We do vegan desserts from time to time and they don’t always sell so good. I have not considered a gluten-free dessert mostly because our baker is so busy keeping up with the dessert menu we already have. Not to mention that there is the added chance for contamination of gluten. But, I never say never, so it may be something we try in the future.
I know a few people who’d love to not have to order an entire pizza. Could a smaller serving, perhaps a personal sized pizza, ever be possible?
You know, the restaurant business is crazy… Our food cost is supposed to be 25 percent to allow us to cover the labor and overhead and come out with a profit later. If we put this formula to the millet and flax pizza it would be $16 before we ever put sauce or cheese or toppings on it. It is very expensive to buy and have shipped to us. So, unfortunately, there is not much of a chance I can see of making a smaller portion.

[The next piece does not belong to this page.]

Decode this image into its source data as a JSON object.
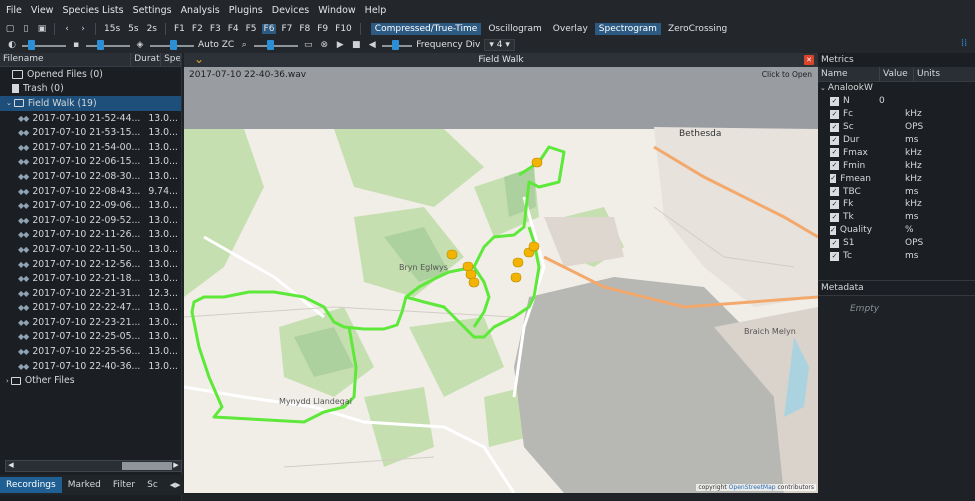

Seems to me that gluten intolerant people would love to have a couple extra meals in the fridge for the days ahead. When this pie was something we sold 10 per week of as a bonus to our customers we could take the hit on the cost, but now we are making so many, the cost will have to go up. We can’t have a lot of items that we don’t make money on.
Right now we are well over 50 percent food cost on the millet and flax pies and also our deep dish pies. So, these are specialty items that we will have to raise prices on to continue to be profitable and also have products people want. This is a very difficult aspect to the job, raising prices when I know that people have tight budgets, but in the end it is best if we stay open, have a place the community enjoys, offer great jobs, and are able to pay the bills. The items that will be hardest are the ones that cost so much to make. Trying to keep one of these millet and flax pies around to cut slices from is just not a viable option since there is so much flour floating around the kitchen and it is trouble to keep them free of gluten as we make them. We’re trying to keep it simple and selling them as we do is the best thing we have come up with so far.